L’ha detto la televisione: Abbate torna a Castelbuono

  1. “L’ha detto la televisione”. Una frase celebre che dice quanto sia diventato importante oggi il piccolo schermo nella vita degli uomini. Della televisione e di quanto oggi influisce sulla vita delle persone se n’è parlato in piazza a Castelbuono, durante il Jazz festival, con un ospite d’eccezione: Carmelo Abbate, cronista di Panorama e opinionista della trasmissione televisiva Quarto Grado.

Per l’occasione Carmelo torna nella città che lo ha visto nascere e crescere. Ad attenderlo, in quella piazza dove ha fatto anche il cameriere, sono in tanti. Amici d’infanzia ma anche compagni di scuola. Non mancano coloro che arrivano dai paesi vicini pur di stringergli la mano e ascoltarne la voce dal vivo. Quando Carmelo sbarca nella centralissima piazza Margherita in tanti gli si avvicinano per incontrarlo. Tutti hanno qualcosa da ricordargli. In pochi attimi tornano alla mente storie che sembravano sopite. Non mancano i selfie e gli abbracci con alcuni vecchi amici. Carmelo sorride quando qualcuno gli porta alla mente i momenti dell’infanzia. Sale sul palco allestito in piazza per dare inizio all’intervista e dice subito di essere emozionato. “Gli impegni di lavoro non mi permettono di venire spesso in paese, ma quando questo accade e faccio due passi in giro, incontro amici e conoscenti e mi sento come se non me ne fossi mai andato e fossi sempre rimasto lì”.

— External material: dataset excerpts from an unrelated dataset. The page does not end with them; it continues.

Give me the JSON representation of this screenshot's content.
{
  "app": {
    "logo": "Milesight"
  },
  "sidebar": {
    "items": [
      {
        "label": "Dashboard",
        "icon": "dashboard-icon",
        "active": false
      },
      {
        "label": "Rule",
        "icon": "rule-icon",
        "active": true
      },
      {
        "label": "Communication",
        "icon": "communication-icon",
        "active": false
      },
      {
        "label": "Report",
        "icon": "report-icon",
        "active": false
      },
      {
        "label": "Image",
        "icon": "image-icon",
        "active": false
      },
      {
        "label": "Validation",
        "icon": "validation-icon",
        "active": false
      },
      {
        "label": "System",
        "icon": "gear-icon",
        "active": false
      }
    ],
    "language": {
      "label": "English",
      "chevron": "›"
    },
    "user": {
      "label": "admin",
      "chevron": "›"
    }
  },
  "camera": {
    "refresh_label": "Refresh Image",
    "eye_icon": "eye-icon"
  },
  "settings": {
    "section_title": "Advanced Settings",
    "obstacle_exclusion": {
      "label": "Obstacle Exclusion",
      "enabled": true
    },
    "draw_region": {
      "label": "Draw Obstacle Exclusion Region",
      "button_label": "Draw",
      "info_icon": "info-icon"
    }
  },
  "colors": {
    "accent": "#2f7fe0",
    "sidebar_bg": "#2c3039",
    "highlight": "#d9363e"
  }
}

Sul palco del jazz festival ad intervistarlo c’è il nostro direttore Mario Macaluso. E’ la prima volta che Abbate parla in pubblico nella piazza della sua città dopo averla lasciata nel 1999. “Sono trascorsi venti anni – dice – meglio non pensarci. Il tempo passa veloce. ricordo ancora quando servivo ai tavoli di questa piazza. Volevo fare il giornalista ma mi rendevo conto che non potevo farlo in Sicilia. Sono andato via”.  L’intervista si trasforma presto in una  chiacchierata sulla televisione e su come oggi viene percepita e vissuta dalle persone. Il pensiero del conduttore televisivo è molto chiaro: “Non c’è buona televisione e cattiva televisione. Ci sono buoni conduttori e cattivi conduttori”. L’attenzione si sposta ai casi giudiziari e a come spesso si trasformano in un girotondo di indiscrezioni e pettegolezzi. Spettacolarizzare l’informazione è un’insidia quotidiana, per chi fa giudiziaria. Tutto ciò che si guarda in tv è spettacolo. “Quando si parla di persone – dice Abbate – si rischia di rovinare loro la vita, anche se sono colpevoli: intorno a loro ci sono storie di famiglie travolte e distrutte”. Bisogna rispettare le regole, tutelare la dignità delle persone. “In televisione avviene la spettacolarizzazione della nera? Io penso che il punto non sia questo. Il punto è un altro: il modo in cui lo tratti, la professionalità al centro. Nessuno di noi è il custode della verità, ognuno di noi però deve fare le cose con onestà e correttezza.”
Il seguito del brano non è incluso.